Some Chinese products are just better than their US counterparts.
A Huawei sports/smart watch, for example, is better in so many ways than an Apple smart watch - according to many reviews.
14 days between charges compared with between 18 and 36 hours for Apple is just one.
The only good reason to buy an Apple is if you are tied into the Apple infrastructure with an iPhone which does mean better - it just means lack of foresight by the blinkered user.
I don’t know which Huawei you have in mind, but there’s a massive difference between a smart watch, like my Samsung Galaxy or an Apple Watch and a sport watch. The Garmin Forerunner for example has 23 days of battery life.
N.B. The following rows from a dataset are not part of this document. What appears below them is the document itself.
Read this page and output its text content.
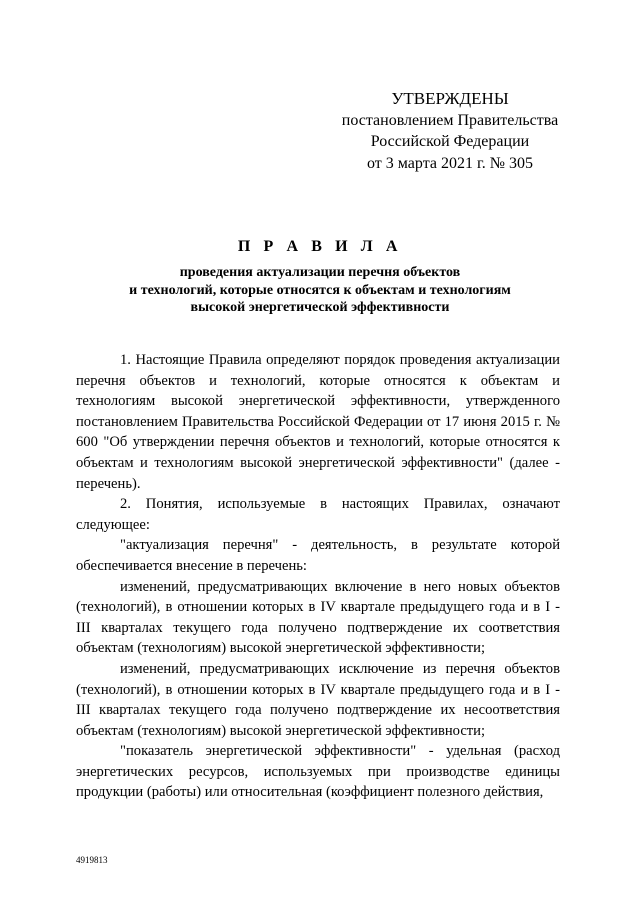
УТВЕРЖДЕНЫ
постановлением Правительства
Российской Федерации
от 3 марта 2021 г. № 305
П Р А В И Л А
проведения актуализации перечня объектов
и технологий, которые относятся к объектам и технологиям
высокой энергетической эффективности

1. Настоящие Правила определяют порядок проведения актуализации перечня объектов и технологий, которые относятся к объектам и технологиям высокой энергетической эффективности, утвержденного постановлением Правительства Российской Федерации от 17 июня 2015 г. № 600 "Об утверждении перечня объектов и технологий, которые относятся к объектам и технологиям высокой энергетической эффективности" (далее - перечень).

2. Понятия, используемые в настоящих Правилах, означают следующее:

"актуализация перечня" - деятельность, в результате которой обеспечивается внесение в перечень:

изменений, предусматривающих включение в него новых объектов (технологий), в отношении которых в IV квартале предыдущего года и в I - III кварталах текущего года получено подтверждение их соответствия объектам (технологиям) высокой энергетической эффективности;

изменений, предусматривающих исключение из перечня объектов (технологий), в отношении которых в IV квартале предыдущего года и в I - III кварталах текущего года получено подтверждение их несоответствия объектам (технологиям) высокой энергетической эффективности;

"показатель энергетической эффективности" - удельная (расход энергетических ресурсов, используемых при производстве единицы продукции (работы) или относительная (коэффициент полезного действия,

4919813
Apple Watch is shit for many other reasons, but battery life for a smart watch isnt one of them.
No, they are not. The “OS” of Huawei is essentially a fitness app masked as an OS of a smart watch. Its not even close to a full fledged watch OS. I am not saying this is good or bad, just something that you should know. I also don’t like Garmin as I am long passed my prime as a fitness aficionado. The good news is that there’s a watch for everyone, you just need to decide what are the priorities. Anyway, were offtopic, but this might be worth a separate thread.
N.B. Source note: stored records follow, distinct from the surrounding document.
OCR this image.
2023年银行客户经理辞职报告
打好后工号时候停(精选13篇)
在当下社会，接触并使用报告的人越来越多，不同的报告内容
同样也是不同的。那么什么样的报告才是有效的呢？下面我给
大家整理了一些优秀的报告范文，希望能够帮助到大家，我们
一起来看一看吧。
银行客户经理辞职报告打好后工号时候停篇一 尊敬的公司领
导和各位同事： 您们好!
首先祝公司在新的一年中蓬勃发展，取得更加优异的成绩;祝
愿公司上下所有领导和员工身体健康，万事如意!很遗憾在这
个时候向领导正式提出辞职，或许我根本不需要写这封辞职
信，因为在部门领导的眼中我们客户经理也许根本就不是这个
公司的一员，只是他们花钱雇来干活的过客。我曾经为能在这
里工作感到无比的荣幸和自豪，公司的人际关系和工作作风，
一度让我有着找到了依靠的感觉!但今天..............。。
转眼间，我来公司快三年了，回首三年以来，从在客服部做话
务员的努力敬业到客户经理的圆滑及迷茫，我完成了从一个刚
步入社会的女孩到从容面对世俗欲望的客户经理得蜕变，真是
I beg to differ, I have a near indestructible Apple Watch Ultra that has several days of battery life and a cellular connection so I can use it on runs, hikes etc… to make/receive calls, write basic replies to messages, stream podcats and spotify as well as all the activity stuff. It also acts as a Tesla key, NFC touch payments and when I go to the gym all of the cardiovascular machines have Apple watch integration so my vitals are all synced up.
Early gens of Apple watches were indeed crap but with a data connection and several generations worth of refinement, its the shit!!
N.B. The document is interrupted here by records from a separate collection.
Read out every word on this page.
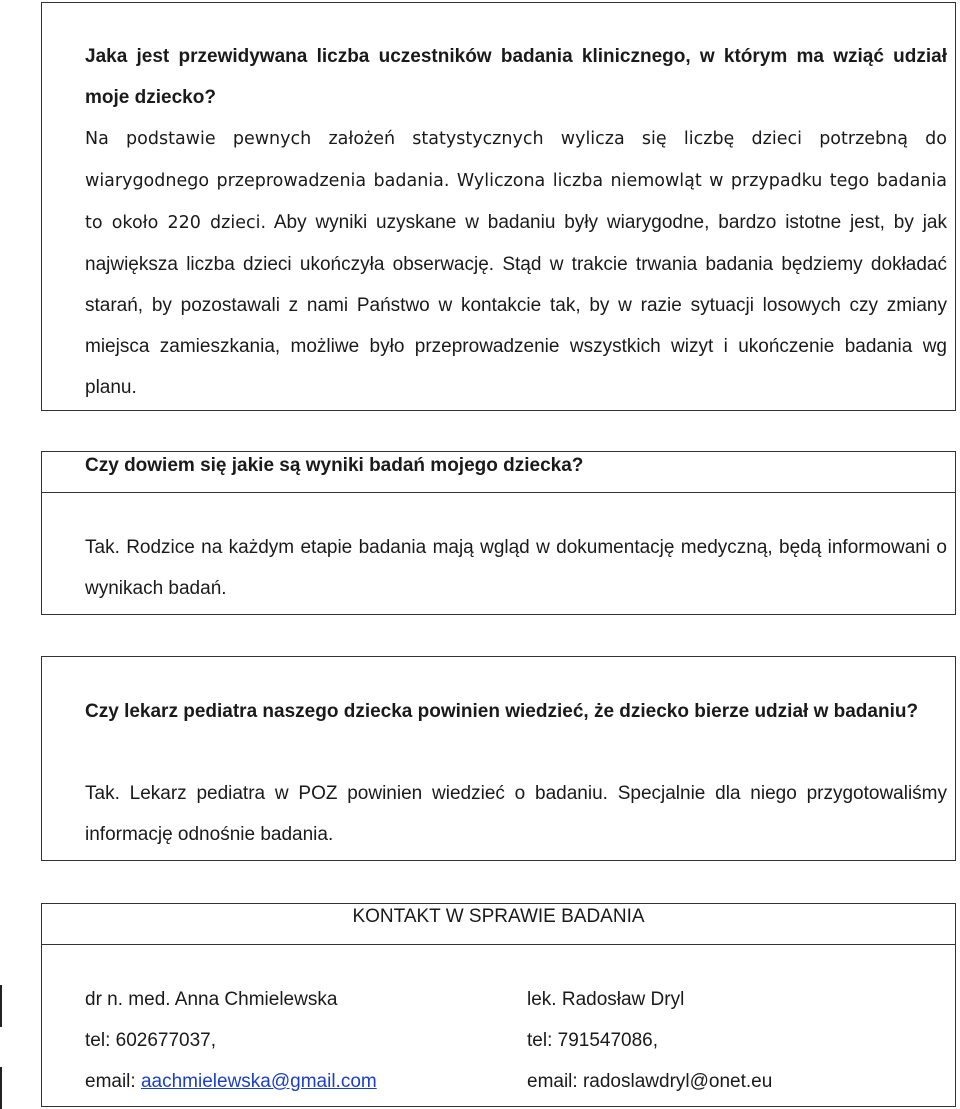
Jaka jest przewidywana liczba uczestników badania klinicznego, w którym ma wziąć udział moje dziecko?

Na podstawie pewnych założeń statystycznych wylicza się liczbę dzieci potrzebną do wiarygodnego przeprowadzenia badania. Wyliczona liczba niemowląt w przypadku tego badania to około 220 dzieci. Aby wyniki uzyskane w badaniu były wiarygodne, bardzo istotne jest, by jak największa liczba dzieci ukończyła obserwację. Stąd w trakcie trwania badania będziemy dokładać starań, by pozostawali z nami Państwo w kontakcie tak, by w razie sytuacji losowych czy zmiany miejsca zamieszkania, możliwe było przeprowadzenie wszystkich wizyt i ukończenie badania wg planu.

Czy dowiem się jakie są wyniki badań mojego dziecka?

Tak. Rodzice na każdym etapie badania mają wgląd w dokumentację medyczną, będą informowani o wynikach badań.

Czy lekarz pediatra naszego dziecka powinien wiedzieć, że dziecko bierze udział w badaniu?

Tak. Lekarz pediatra w POZ powinien wiedzieć o badaniu. Specjalnie dla niego przygotowaliśmy informację odnośnie badania.

KONTAKT W SPRAWIE BADANIA
dr n. med. Anna Chmielewska
tel: 602677037,
email: aachmielewska@gmail.com
lek. Radosław Dryl
tel: 791547086,
email: radoslawdryl@onet.eu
There’s a trade-off between functionality and battery life. Since people use watches for so many different things, the ideal point on this trade-off curve will vary for each person.
I hate charging watches, so I go all the way to the extreme of chosing a very dumb casio watch which has a multi-year battery life (or maybe an infinite life if it has a solar charger built-in).
Range anxiety was the same impediment to me getting an EV for quite a few years, but once you jump in you realise its not an issue at all.
In the case of the watch I have two of these (home and office) and when I’m working I just mount all my devices to the tree for a top up. Its become completely routine and my batteries never drop below 60%.
And when I’m travelling or on vacation I use one of these on my bedside table.
For me it makes sense as I never wear watches 24/7 since its good to let your skin breath from time to time and also stop the build up of bacteria that feed on sweat and dead skin
I find charging a watch every couple of weeks less hassle than charging a phone everyday and that’s hardly a big ordeal in the grand scheme of things.